Ungeneralizable Examples
Jingwen Ye, Xinchao Wang
TL;DR
This work addresses data privacy concerns in training by allowing data to remain learnable for a predesignated authorized network while becoming unlearnable for potential hackers through Ungeneralizable Examples (UGEs). The authors introduce a triplet loss framework comprising gradient matching $L_{gm}$, feature distance $L_{fd}$, and undistill $L_{ud}$ losses, enabling a generator to produce ungeneralizable perturbations $x_u$ that preserve learning trajectories for the authorized model yet hinder unauthorized learning in shared or distillation-based settings.
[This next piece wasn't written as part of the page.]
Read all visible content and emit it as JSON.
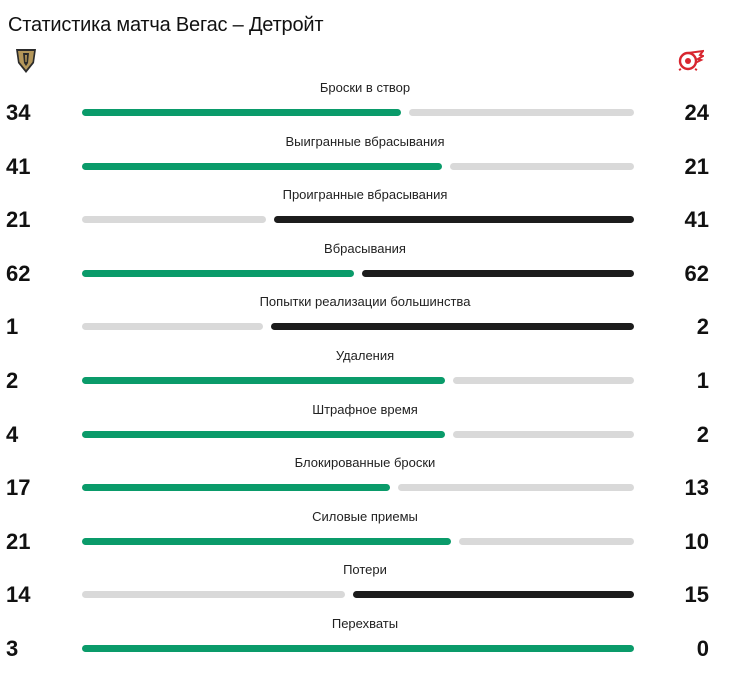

By leveraging a CLIP-based shared feature space and a misalignment strategy, UGEs maintain data usability for the authorized learner and resist various attacks, including distillation, across CIFAR-10/100 and TinyImageNet with diverse architectures. The approach is demonstrated in multiple usage scenarios, including decentralized training, safe code/data publication, and secure data transmission, and is extended to handle multiple authorized networks and federated learning contexts. Overall, UGEs offer a practical, extensible protection mechanism with robust empirical support and clear pathways for future enhancements in multi-network and downstream-task contexts.
Abstract
The training of contemporary deep learning models heavily relies on publicly available data, posing a risk of unauthorized access to online data and raising concerns about data privacy. Current approaches to creating unlearnable data involve incorporating small, specially designed noises, but these methods strictly limit data usability, overlooking its potential usage in authorized scenarios. In this paper, we extend the concept of unlearnable data to conditional data learnability and introduce \textbf{U}n\textbf{G}eneralizable \textbf{E}xamples (UGEs). UGEs exhibit learnability for authorized users while maintaining unlearnability for potential hackers. The protector defines the authorized network and optimizes UGEs to match the gradients of the original data and its ungeneralizable version, ensuring learnability. To prevent unauthorized learning, UGEs are trained by maximizing a designated distance loss in a common feature space. Additionally, to further safeguard the authorized side from potential attacks, we introduce additional undistillation optimization. Experimental results on multiple datasets and various networks demonstrate that the proposed UGEs framework preserves data usability while reducing training performance on hacker networks, even under different types of attacks.